My husband has paroxysmal lone AF, 3 events in 7 years and is on beta blockers, they have recently changed his beta blocker, but what I am wondering is should he be on one at all. He is in sinus rhythm and it I lone AF?
Beta blockers in lone AF: My husband has... - AF Association
I can only tolerate half a 1.25 tablet per day because of my low heart rate, but without that half tablet I have more frequent AF with LBBB, so am happy to take this small amount. You could, with your cardiologist agreement try stopping your dose, but you should be prepared for the possibility of more frequent episodes of AF.
In your last post 4 months ago you mentioned you had lone AF with 3 events in 7 years. Now your husband has the same?
Are we talking about you or your husband?
It's a tricky one.

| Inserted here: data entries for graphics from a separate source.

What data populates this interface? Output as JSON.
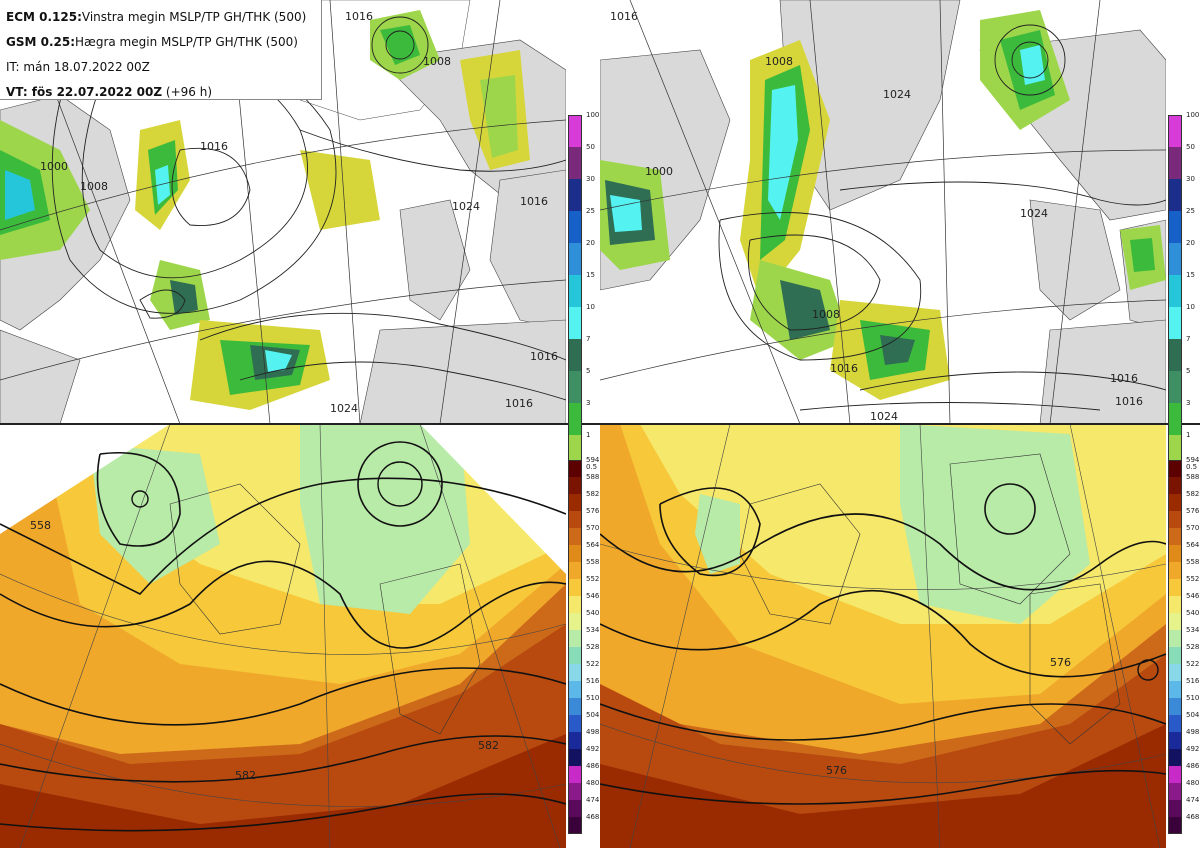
{
  "info": {
    "line1_bold": "ECM 0.125:",
    "line1_text": "Vinstra megin MSLP/TP GH/THK (500)",
    "line2_bold": "GSM 0.25:",
    "line2_text": "Hægra megin MSLP/TP GH/THK (500)",
    "line3_text": "IT: mán 18.07.2022 00Z",
    "line4_bold": "VT: fös 22.07.2022 00Z",
    "line4_text": "(+96 h)"
  },
  "precip_legend": {
    "values": [
      "100",
      "50",
      "30",
      "25",
      "20",
      "15",
      "10",
      "7",
      "5",
      "3",
      "1",
      "0.5"
    ],
    "colors": [
      "#d83cd8",
      "#7a2a7a",
      "#1c2e8c",
      "#1660c8",
      "#2f8fd8",
      "#26c6da",
      "#55f2f2",
      "#2f6e52",
      "#3f8f64",
      "#3cba3c",
      "#9dd64a",
      "#d6d63a"
    ]
  },
  "thk_legend": {
    "values": [
      "594",
      "588",
      "582",
      "576",
      "570",
      "564",
      "558",
      "552",
      "546",
      "540",
      "534",
      "528",
      "522",
      "516",
      "510",
      "504",
      "498",
      "492",
      "486",
      "480",
      "474",
      "468"
    ],
    "colors": [
      "#5c0000",
      "#7a1400",
      "#9a2a00",
      "#b84a10",
      "#cc6a1a",
      "#e08a1a",
      "#f0a82a",
      "#f6c83a",
      "#f6e86a",
      "#e6f28a",
      "#b8eaa8",
      "#88dcb8",
      "#88d8e8",
      "#5cb8e8",
      "#3a8ad8",
      "#2a5ac8",
      "#1a2a9a",
      "#121260",
      "#c82ac8",
      "#8a1a8a",
      "#5a0a5a",
      "#3a003a"
    ]
  },
  "isobars": {
    "tl": [
      "1016",
      "1008",
      "1000",
      "1016",
      "1008",
      "1016",
      "1024",
      "1016",
      "1016",
      "1024"
    ],
    "tr": [
      "1016",
      "1008",
      "1024",
      "1000",
      "1024",
      "1008",
      "1016",
      "1016",
      "1024",
      "1016"
    ],
    "bl": [
      "558",
      "582",
      "582"
    ],
    "br": [
      "576",
      "576"
    ]
  }
}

I have had lone PAF since 2012 and experience 2 to 3 episodes a year, each one lasting approx 12 hours. I was initially put on 2.5mg daily bisoprolol, but cut it myself with my GPs authorization to 1.25mg early this year because I thought my resting pulse was too low. I once recorded it at 39, but more typically it is in the low 50s. Lowering my dose doesn't seem to have made much difference and my GP did recommend coming off it. I have been reluctant to that because I am happy the way things are to the moment and don't want to do anything that tips the apple cart.

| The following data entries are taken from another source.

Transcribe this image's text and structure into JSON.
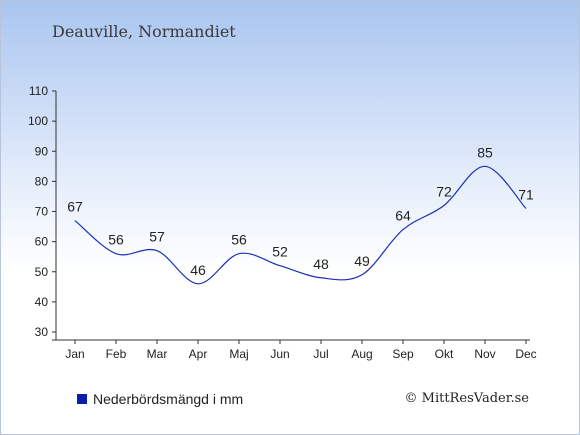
{
  "title": "Deauville, Normandiet",
  "legend": {
    "label": "Nederbördsmängd i mm",
    "color": "#0a1ea8"
  },
  "credit": "© MittResVader.se",
  "chart_data": {
    "type": "line",
    "title": "Deauville, Normandiet",
    "xlabel": "",
    "ylabel": "",
    "categories": [
      "Jan",
      "Feb",
      "Mar",
      "Apr",
      "Maj",
      "Jun",
      "Jul",
      "Aug",
      "Sep",
      "Okt",
      "Nov",
      "Dec"
    ],
    "series": [
      {
        "name": "Nederbördsmängd i mm",
        "values": [
          67,
          56,
          57,
          46,
          56,
          52,
          48,
          49,
          64,
          72,
          85,
          71
        ],
        "color": "#1a2fb8"
      }
    ],
    "ylim": [
      30,
      110
    ],
    "yticks": [
      30,
      40,
      50,
      60,
      70,
      80,
      90,
      100,
      110
    ],
    "grid": false,
    "legend_position": "bottom-left"
  }
}
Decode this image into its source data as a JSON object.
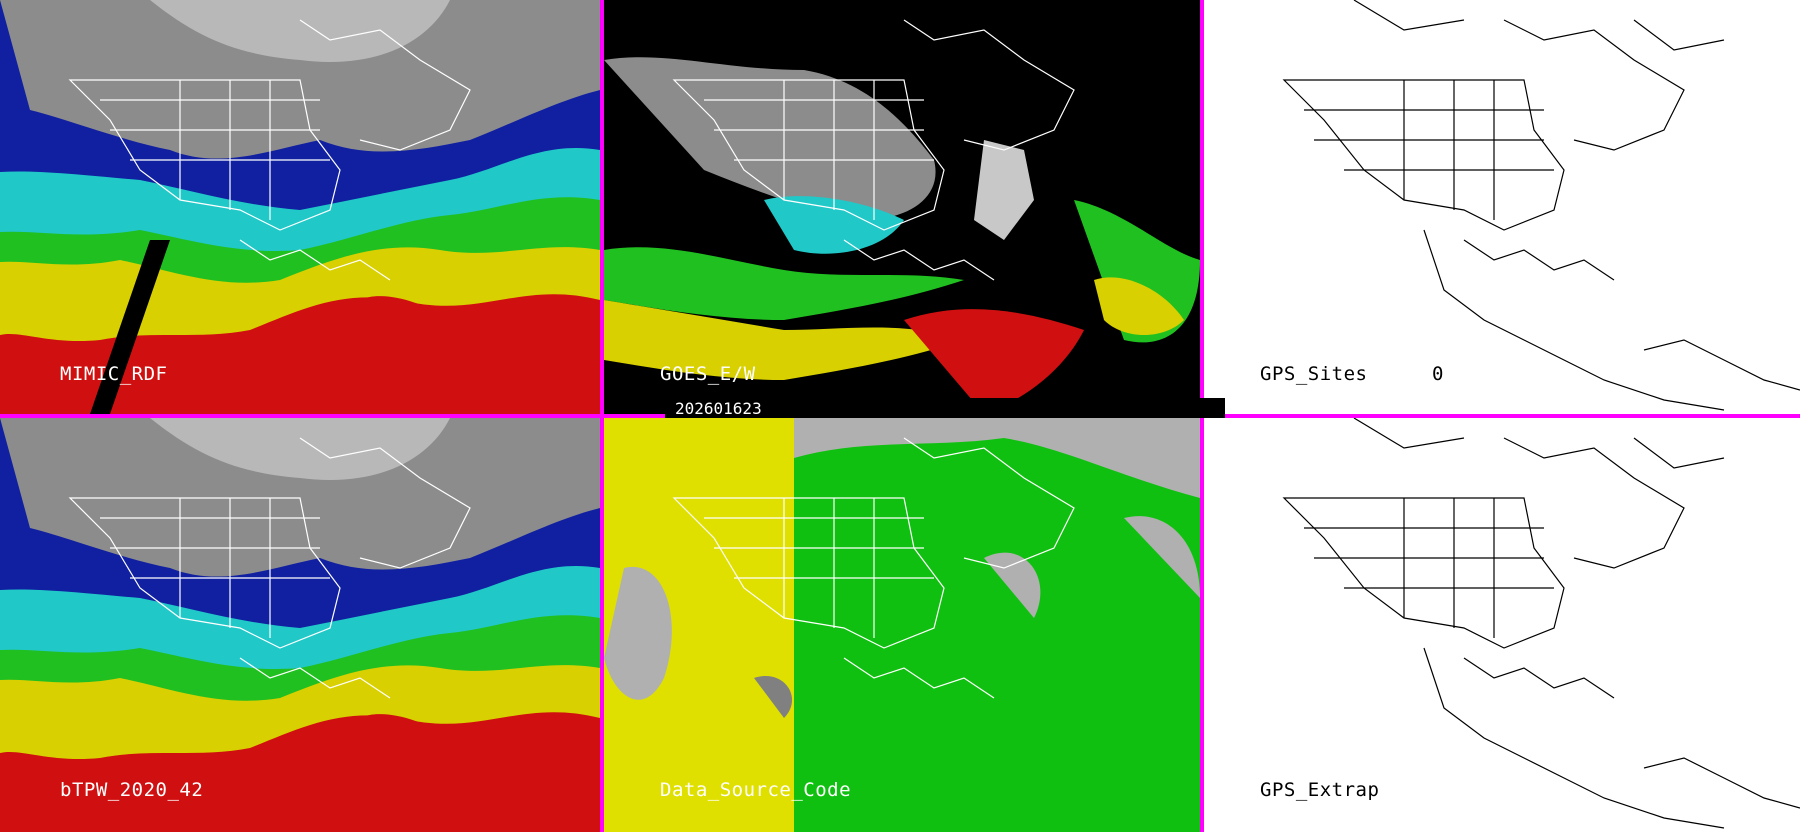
{
  "panels": [
    {
      "id": "p1",
      "label": "MIMIC_RDF",
      "style": "tpw"
    },
    {
      "id": "p2",
      "label": "GOES_E/W",
      "style": "goes"
    },
    {
      "id": "p3",
      "label": "GPS_Sites",
      "count": "0",
      "style": "outline"
    },
    {
      "id": "p4",
      "label": "bTPW_2020_42",
      "style": "tpw"
    },
    {
      "id": "p5",
      "label": "Data_Source_Code",
      "style": "source"
    },
    {
      "id": "p6",
      "label": "GPS_Extrap",
      "style": "outline"
    }
  ],
  "timestamp": "202601623",
  "colors": {
    "divider": "#ff00ff",
    "tpw_low": "#808080",
    "tpw_blue": "#1020a0",
    "tpw_cyan": "#20c8c8",
    "tpw_green": "#20c020",
    "tpw_yellow": "#d8d000",
    "tpw_red": "#d01010",
    "source_yellow": "#e0e000",
    "source_green": "#10c010",
    "source_gray": "#b0b0b0"
  }
}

I understand the dilemma Alan_G. I have only had two attacks so far, the last one way back in july. I've been on 1.25mg Bisoprolol since November, and will never know if I could have done without them. I'm not taking the chance though, as I seem to tolerate that dose quite well. At 2.5mg, I too had a resting heart rate too low for peace of mind.
I have paroxysmal AF, with an episode every 8-12 weeks. I only have bisoprolol and flecainide as pills-in-pocket for use when an episode comes on. My cardio did suggest daily bisoprolol, but my normal heart rate is generally under 60, so he is happy for me to only use a beta-blocker when the AF kicks in, which suits me well.